When enough is enough

Yesterday’s appointment with Jackie’s oncologist was long – literally and emotionally.  The very real conversation of what options we have left was sobering and painful.

We returned to the original chemo – Vinblastine, however, another option was put on the table.  We can now do radiation. Having this option available is not really a good sign.  It’s the choice that opens up when a tumor is so large is causes discomfort.  It is not a cure.  Nothing for Jackie at this point is a cure.

Only two places in our area provide canine radiation. We will probably go for a consultation but at this point we are coming to terms with the limited time we have left with him.

I wish I had a magic cure that could make this all go away but mostly I wish there was more awareness of mass cell cancer. I wish I knew back then as much as I know now – not just about Jackie’s current health but about his disease. I wish I could go back in time and tell myself to have that little lump removed.

Jackie at the beach

Doggie Bucket List: Swim in the ocean. Labor Day Weekend 2014

A long silence

Jackie’s blog has remained silent for a long time.  There is a reason.  I told myself I would keep this space a positive place.  I wanted to spare the web another blog spelling out the heartache of a sick dog  –  specifically the heartache of a dog with a high grade MCT.  I hoped this blog would be the tale of an impossible recovery.

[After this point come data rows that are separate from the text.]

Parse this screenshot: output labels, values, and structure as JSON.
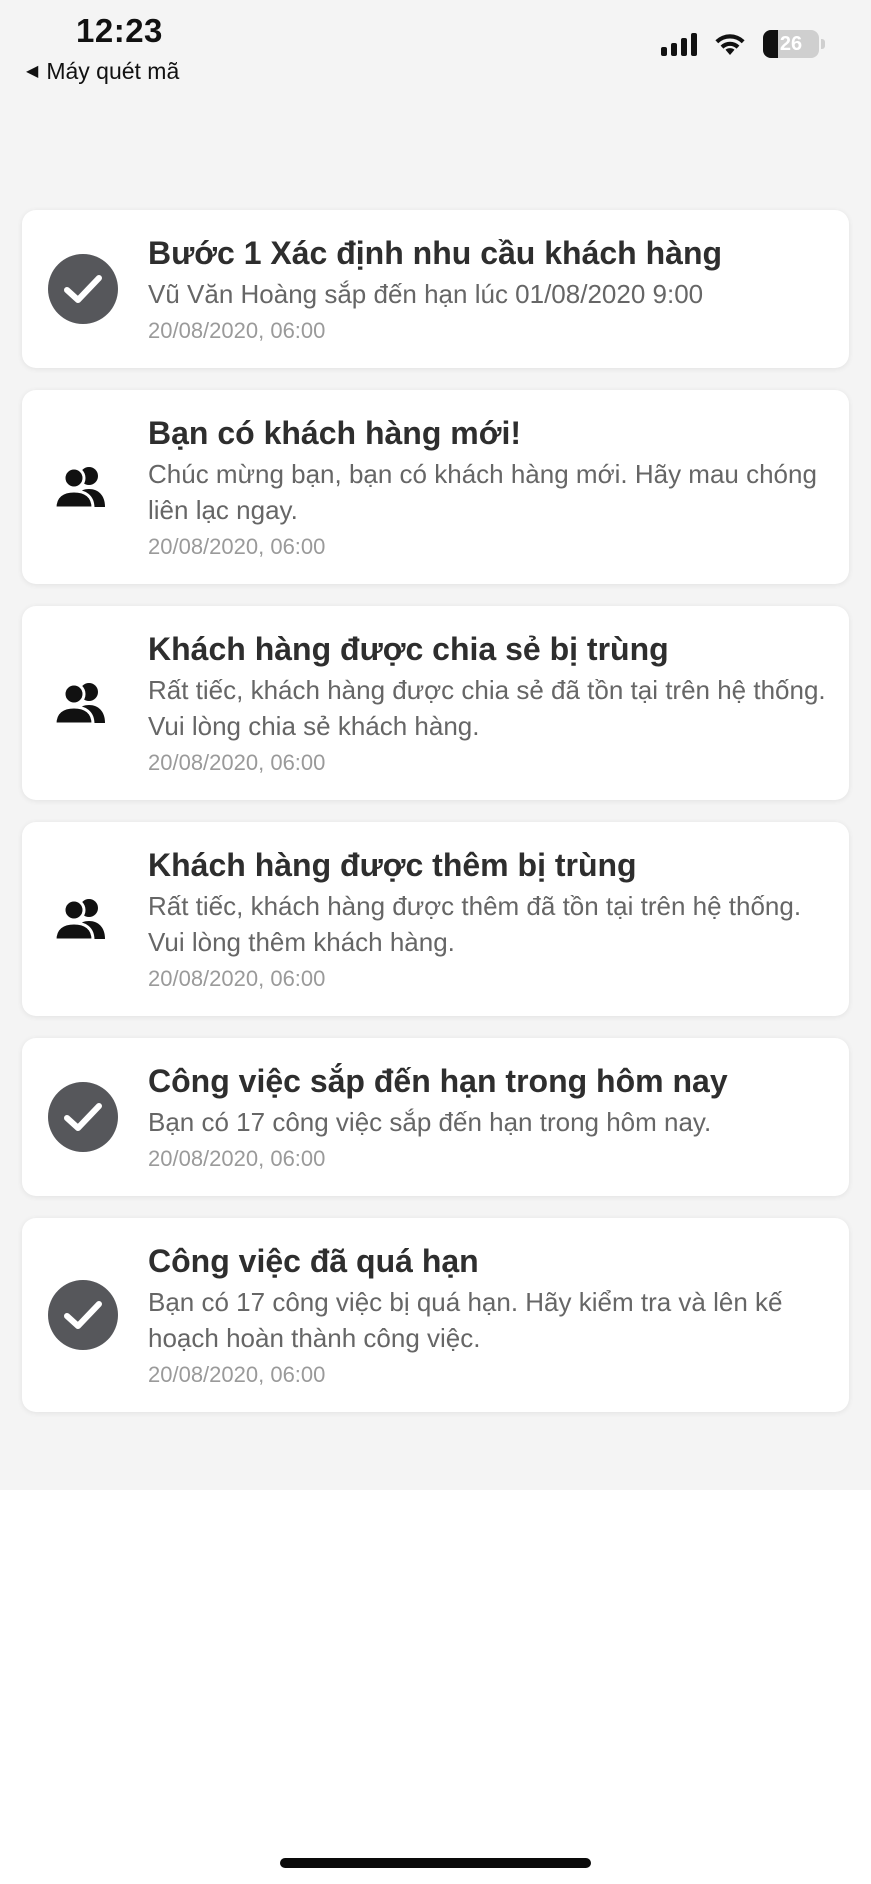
{
  "status_bar": {
    "time": "12:23",
    "back_app": "Máy quét mã",
    "battery_level": 26,
    "battery_text": "26"
  },
  "notifications": [
    {
      "icon": "check-circle-icon",
      "title": "Bước 1 Xác định nhu cầu khách hàng",
      "body": "Vũ Văn Hoàng sắp đến hạn lúc 01/08/2020 9:00",
      "date": "20/08/2020, 06:00"
    },
    {
      "icon": "users-icon",
      "title": "Bạn có khách hàng mới!",
      "body": "Chúc mừng bạn, bạn có khách hàng mới. Hãy mau chóng liên lạc ngay.",
      "date": "20/08/2020, 06:00"
    },
    {
      "icon": "users-icon",
      "title": "Khách hàng được chia sẻ bị trùng",
      "body": "Rất tiếc, khách hàng được chia sẻ đã tồn tại trên hệ thống. Vui lòng chia sẻ khách hàng.",
      "date": "20/08/2020, 06:00"
    },
    {
      "icon": "users-icon",
      "title": "Khách hàng được thêm bị trùng",
      "body": "Rất tiếc, khách hàng được thêm đã tồn tại trên hệ thống. Vui lòng thêm khách hàng.",
      "date": "20/08/2020, 06:00"
    },
    {
      "icon": "check-circle-icon",
      "title": "Công việc sắp đến hạn trong hôm nay",
      "body": "Bạn có 17 công việc sắp đến hạn trong hôm nay.",
      "date": "20/08/2020, 06:00"
    },
    {
      "icon": "check-circle-icon",
      "title": "Công việc đã quá hạn",
      "body": "Bạn có 17 công việc bị quá hạn. Hãy kiểm tra và lên kế hoạch hoàn thành công việc.",
      "date": "20/08/2020, 06:00"
    }
  ]
}
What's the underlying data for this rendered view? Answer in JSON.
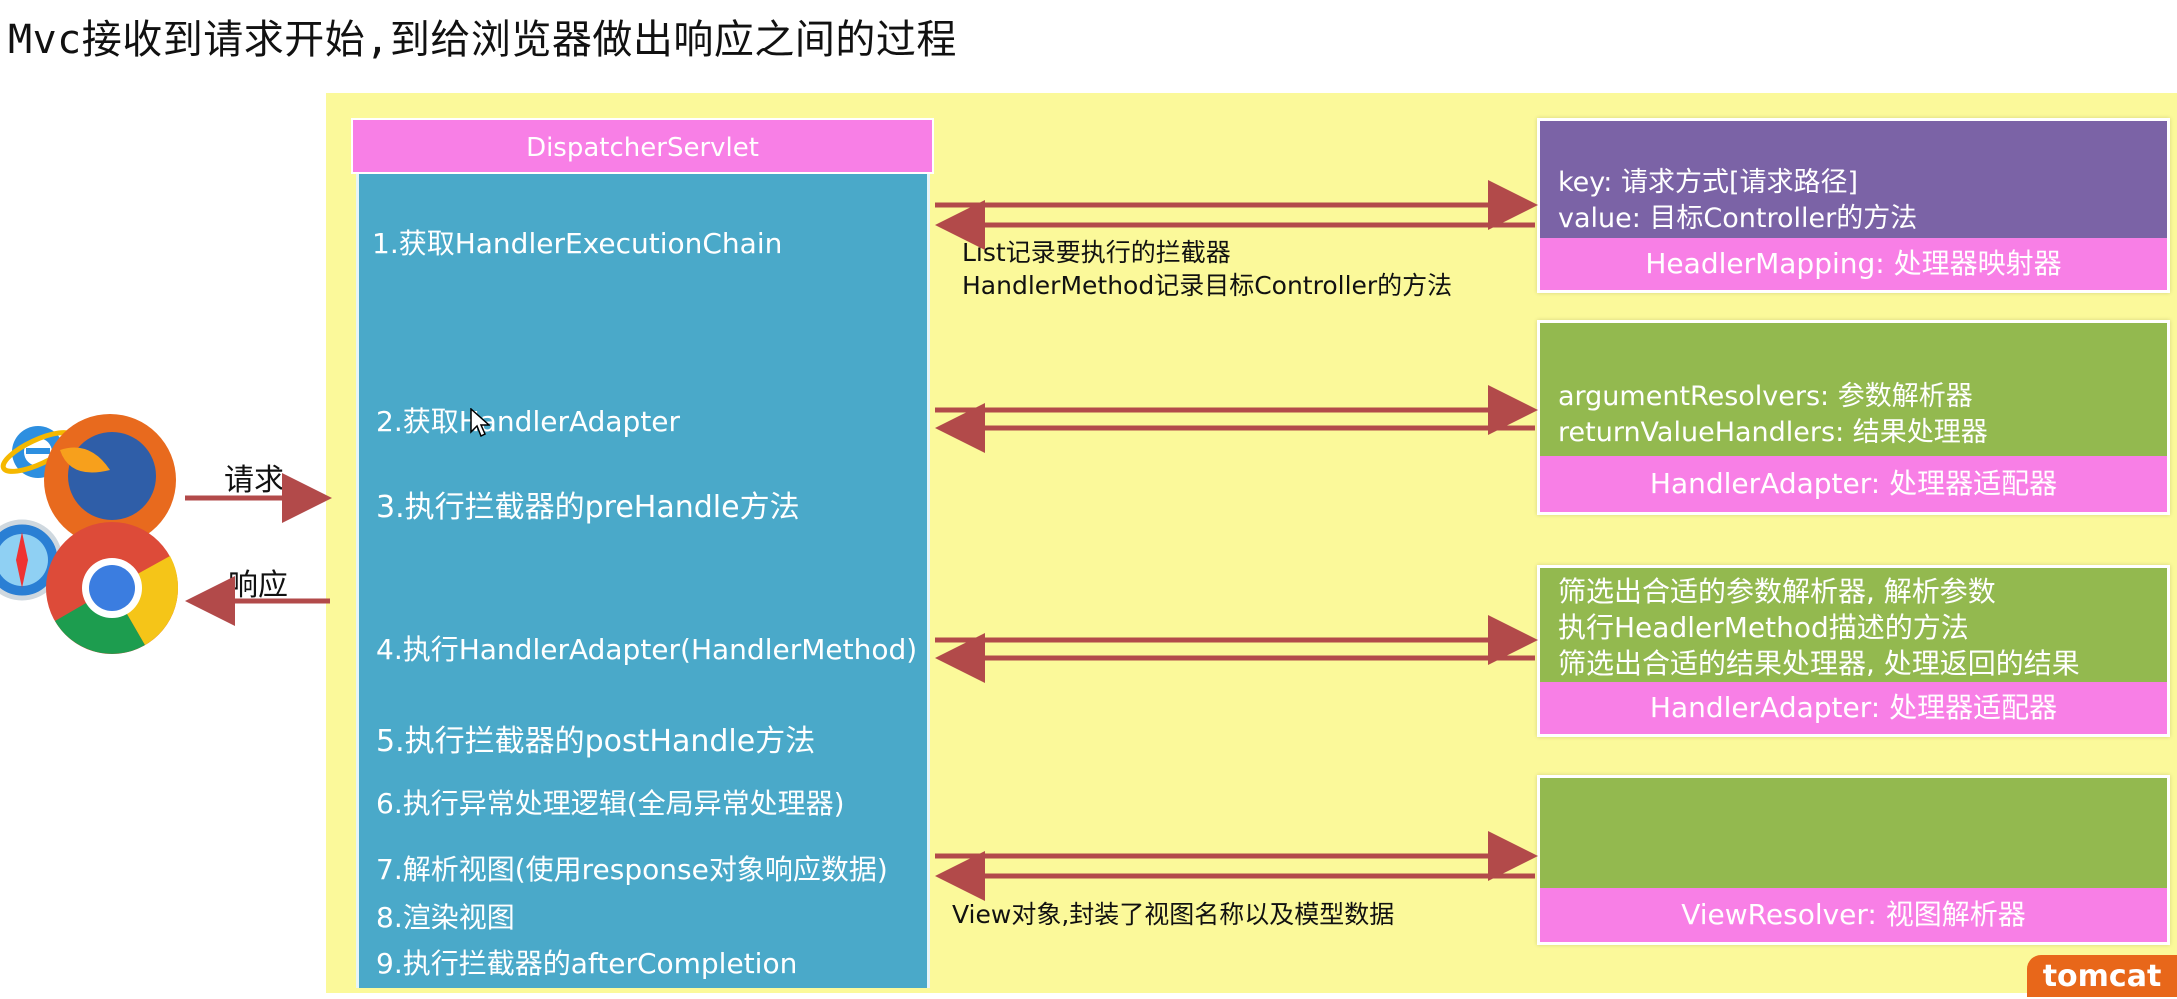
{
  "title": "Mvc接收到请求开始,到给浏览器做出响应之间的过程",
  "dispatcher": {
    "header": "DispatcherServlet",
    "steps": [
      "1.获取HandlerExecutionChain",
      "2.获取HandlerAdapter",
      "3.执行拦截器的preHandle方法",
      "4.执行HandlerAdapter(HandlerMethod)",
      "5.执行拦截器的postHandle方法",
      "6.执行异常处理逻辑(全局异常处理器)",
      "7.解析视图(使用response对象响应数据)",
      "8.渲染视图",
      "9.执行拦截器的afterCompletion"
    ]
  },
  "arrow_notes": {
    "mapping_note_1": "List记录要执行的拦截器",
    "mapping_note_2": "HandlerMethod记录目标Controller的方法",
    "view_note": "View对象,封装了视图名称以及模型数据"
  },
  "boxes": {
    "mapping": {
      "lines": [
        "key:  请求方式[请求路径]",
        "value: 目标Controller的方法"
      ],
      "label": "HeadlerMapping: 处理器映射器",
      "color": "#7b63a6"
    },
    "adapter1": {
      "lines": [
        "argumentResolvers:  参数解析器",
        "returnValueHandlers: 结果处理器"
      ],
      "label": "HandlerAdapter: 处理器适配器",
      "color": "#93b94f"
    },
    "adapter2": {
      "lines": [
        "筛选出合适的参数解析器, 解析参数",
        "执行HeadlerMethod描述的方法",
        "筛选出合适的结果处理器, 处理返回的结果"
      ],
      "label": "HandlerAdapter: 处理器适配器",
      "color": "#93b94f"
    },
    "resolver": {
      "lines": [],
      "label": "ViewResolver: 视图解析器",
      "color": "#93b94f"
    }
  },
  "browser": {
    "request_label": "请求",
    "response_label": "响应",
    "icons": [
      "ie-icon",
      "firefox-icon",
      "safari-icon",
      "chrome-icon"
    ]
  },
  "footer": {
    "brand": "tomcat"
  },
  "colors": {
    "pink": "#f87fe6",
    "blue": "#4aa9c9",
    "yellow": "#fbf99a",
    "arrow": "#b24a4a"
  }
}
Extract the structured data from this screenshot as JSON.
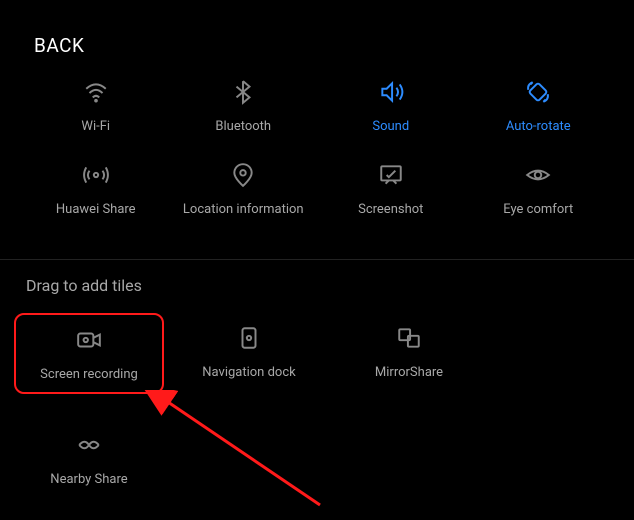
{
  "header": {
    "back": "BACK"
  },
  "activeTiles": {
    "row1": [
      {
        "id": "wifi",
        "label": "Wi-Fi",
        "active": false
      },
      {
        "id": "bluetooth",
        "label": "Bluetooth",
        "active": false
      },
      {
        "id": "sound",
        "label": "Sound",
        "active": true
      },
      {
        "id": "autorotate",
        "label": "Auto-rotate",
        "active": true
      }
    ],
    "row2": [
      {
        "id": "huaweishare",
        "label": "Huawei Share",
        "active": false
      },
      {
        "id": "location",
        "label": "Location information",
        "active": false
      },
      {
        "id": "screenshot",
        "label": "Screenshot",
        "active": false
      },
      {
        "id": "eyecomfort",
        "label": "Eye comfort",
        "active": false
      }
    ]
  },
  "hint": "Drag to add tiles",
  "inactiveTiles": {
    "row1": [
      {
        "id": "screenrecording",
        "label": "Screen recording",
        "highlighted": true
      },
      {
        "id": "navigationdock",
        "label": "Navigation dock",
        "highlighted": false
      },
      {
        "id": "mirrorshare",
        "label": "MirrorShare",
        "highlighted": false
      }
    ],
    "row2": [
      {
        "id": "nearbyshare",
        "label": "Nearby Share",
        "highlighted": false
      }
    ]
  },
  "colors": {
    "accent": "#2d8cff",
    "highlight": "#ff1a1a"
  }
}
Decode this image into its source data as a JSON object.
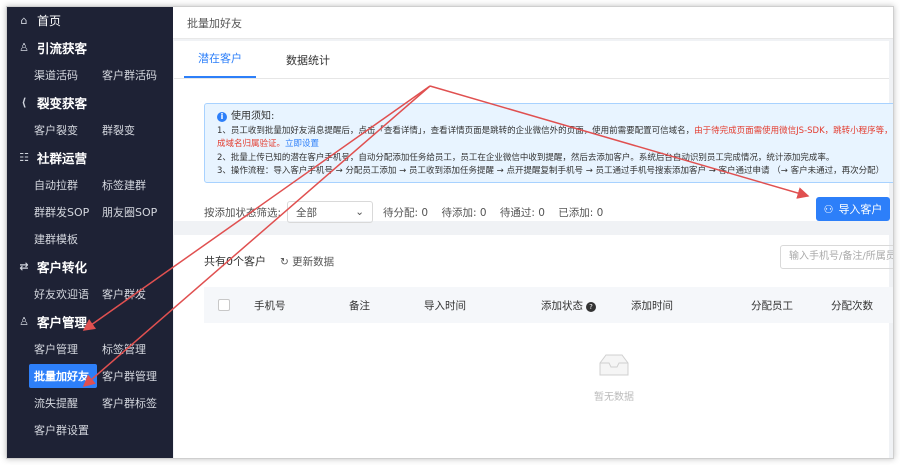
{
  "sidebar": {
    "home": "首页",
    "sections": [
      {
        "title": "引流获客",
        "icon": "user-icon",
        "rows": [
          [
            "渠道活码",
            "客户群活码"
          ]
        ]
      },
      {
        "title": "裂变获客",
        "icon": "share-icon",
        "rows": [
          [
            "客户裂变",
            "群裂变"
          ]
        ]
      },
      {
        "title": "社群运营",
        "icon": "group-icon",
        "rows": [
          [
            "自动拉群",
            "标签建群"
          ],
          [
            "群群发SOP",
            "朋友圈SOP"
          ],
          [
            "建群模板"
          ]
        ]
      },
      {
        "title": "客户转化",
        "icon": "conversion-icon",
        "rows": [
          [
            "好友欢迎语",
            "客户群发"
          ]
        ]
      },
      {
        "title": "客户管理",
        "icon": "customer-icon",
        "rows": [
          [
            "客户管理",
            "标签管理"
          ],
          [
            "批量加好友",
            "客户群管理"
          ],
          [
            "流失提醒",
            "客户群标签"
          ],
          [
            "客户群设置"
          ]
        ]
      }
    ],
    "active_item": "批量加好友"
  },
  "topbar": {
    "title": "批量加好友"
  },
  "tabs": [
    "潜在客户",
    "数据统计"
  ],
  "notice": {
    "title": "使用须知:",
    "line1": "1、员工收到批量加好友消息提醒后，点击「查看详情」，查看详情页面是跳转的企业微信外的页面，使用前需要配置可信域名，",
    "line1_red": "由于待完成页面需使用微信JS-SDK，跳转小程序等，更",
    "line1b_red": "成域名归属验证。",
    "line1b_link": "立即设置",
    "line2": "2、批量上传已知的潜在客户手机号，自动分配添加任务给员工，员工在企业微信中收到提醒，然后去添加客户。系统后台自动识别员工完成情况，统计添加完成率。",
    "line3": "3、操作流程：导入客户手机号 → 分配员工添加 → 员工收到添加任务提醒 → 点开提醒复制手机号 → 员工通过手机号搜索添加客户 → 客户通过申请 （→ 客户未通过，再次分配）"
  },
  "filter": {
    "label": "按添加状态筛选:",
    "select": "全部",
    "counts": [
      "待分配: 0",
      "待添加: 0",
      "待通过: 0",
      "已添加: 0"
    ]
  },
  "import_button": "导入客户",
  "list": {
    "total": "共有0个客户",
    "refresh": "更新数据",
    "search_placeholder": "输入手机号/备注/所属员工",
    "columns": [
      "手机号",
      "备注",
      "导入时间",
      "添加状态",
      "添加时间",
      "分配员工",
      "分配次数"
    ],
    "empty": "暂无数据"
  },
  "colors": {
    "sidebar": "#1e2235",
    "accent": "#2d7ff9",
    "arrow": "#e05050"
  }
}
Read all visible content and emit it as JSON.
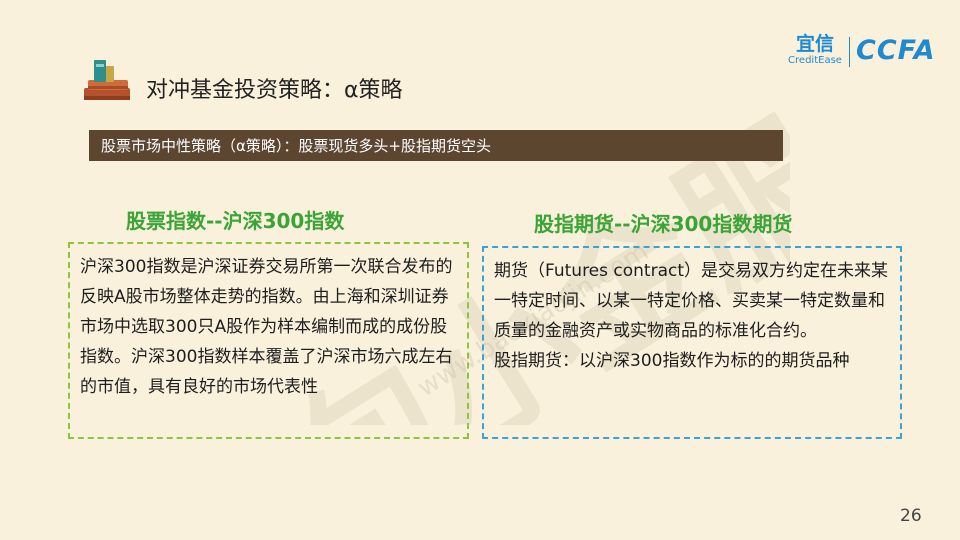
{
  "header": {
    "title": "对冲基金投资策略：α策略",
    "icon": "books-icon"
  },
  "logo": {
    "brand_cn": "宜信",
    "brand_en": "CreditEase",
    "brand_ccfa": "CCFA"
  },
  "subtitle": "股票市场中性策略（α策略）：股票现货多头+股指期货空头",
  "left_section": {
    "heading": "股票指数--沪深300指数",
    "paragraphs": [
      "沪深300指数是沪深证券交易所第一次联合发布的反映A股市场整体走势的指数。由上海和深圳证券市场中选取300只A股作为样本编制而成的成份股指数。沪深300指数样本覆盖了沪深市场六成左右的市值，具有良好的市场代表性"
    ]
  },
  "right_section": {
    "heading": "股指期货--沪深300指数期货",
    "paragraphs": [
      "期货（Futures contract）是交易双方约定在未来某一特定时间、以某一特定价格、买卖某一特定数量和质量的金融资产或实物商品的标准化合约。",
      "股指期货：以沪深300指数作为标的的期货品种"
    ]
  },
  "watermark": {
    "main": "包小金服",
    "small": "www.baoxiaojin.com"
  },
  "page_number": "26",
  "colors": {
    "background": "#f9f1dc",
    "subtitle_bar": "#5c4630",
    "heading_green": "#3aa435",
    "left_border": "#8cc63f",
    "right_border": "#3aa3d6",
    "logo_blue": "#1f8ad0"
  }
}
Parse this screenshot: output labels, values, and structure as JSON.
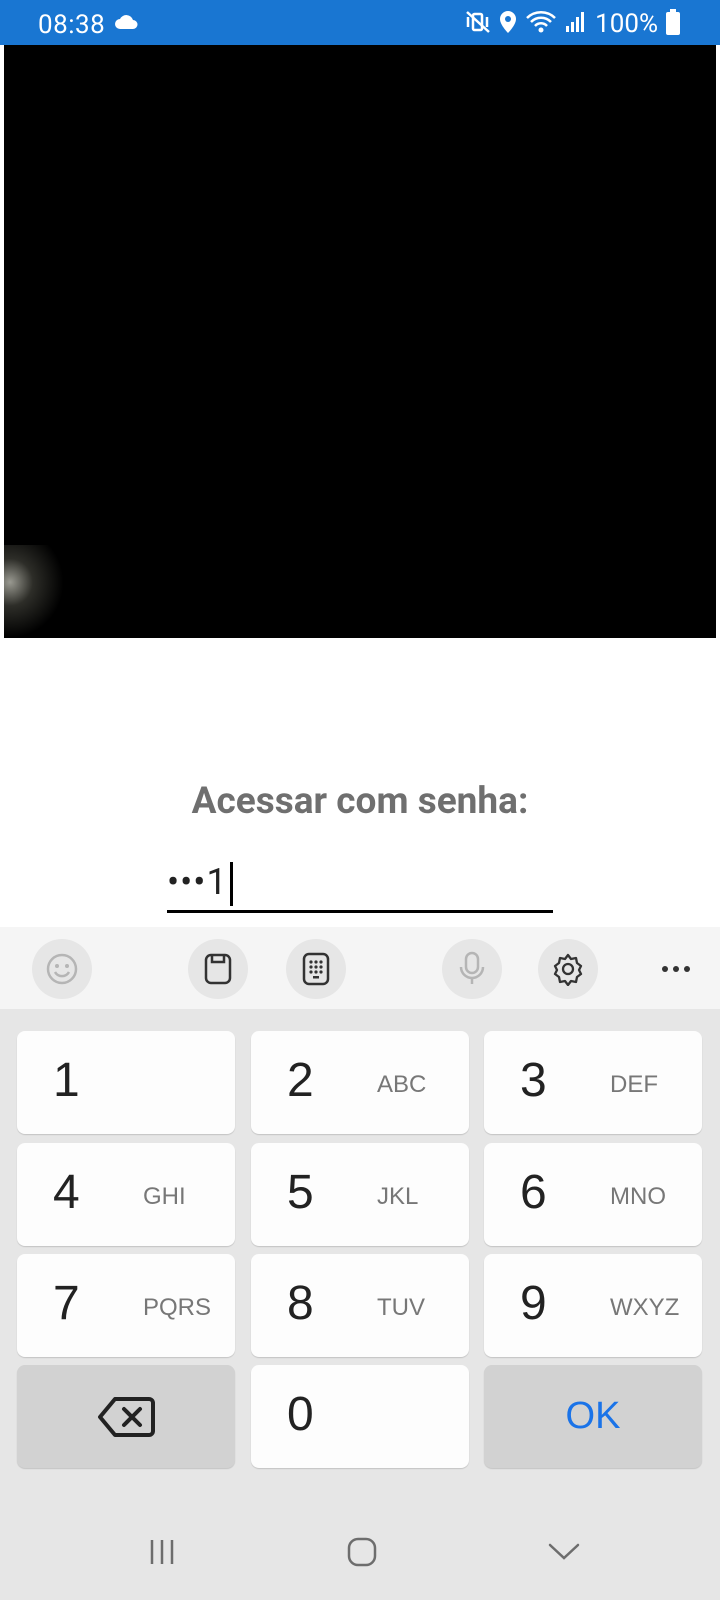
{
  "status_bar": {
    "time": "08:38",
    "battery_text": "100%",
    "background": "#1976d2",
    "icons": [
      "cloud-icon",
      "mute-vibrate-icon",
      "location-icon",
      "wifi-icon",
      "signal-icon",
      "battery-icon"
    ]
  },
  "camera": {
    "background": "#000000"
  },
  "login": {
    "label": "Acessar com senha:",
    "password_value": "•••1"
  },
  "keyboard": {
    "toolbar": [
      "emoji-icon",
      "clipboard-icon",
      "keypad-icon",
      "microphone-icon",
      "settings-icon",
      "more-icon"
    ],
    "keys": [
      {
        "num": "1",
        "letters": ""
      },
      {
        "num": "2",
        "letters": "ABC"
      },
      {
        "num": "3",
        "letters": "DEF"
      },
      {
        "num": "4",
        "letters": "GHI"
      },
      {
        "num": "5",
        "letters": "JKL"
      },
      {
        "num": "6",
        "letters": "MNO"
      },
      {
        "num": "7",
        "letters": "PQRS"
      },
      {
        "num": "8",
        "letters": "TUV"
      },
      {
        "num": "9",
        "letters": "WXYZ"
      },
      {
        "num": "0",
        "letters": ""
      }
    ],
    "ok_label": "OK",
    "accent": "#1a73e8"
  },
  "nav_bar": [
    "recents-icon",
    "home-icon",
    "back-icon"
  ]
}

The past 6 weeks of Jackie’s life have not been good.  In an attempt to find a maintenance medication, we switched him from Vinblastine to CCNU.  That didn’t work.  We then tried palladia for a month.  During that time the tumor grew and Jackie experienced terrible side effects. In the hope the medication would kick in after a few weeks, we persevered.  The tumor doesn’t seem to be getting any bigger (at least for the past week).

The most concerning part of the last 4 weeks has been the decline in Jackie’s quality of life.  He can no longer stand for more than a few seconds.  He can no longer climb the stairs. He can no longer go for walks.

Today we have a follow up visit with his oncologist.  I hope returning to the original treatment plan will restore his sparkle.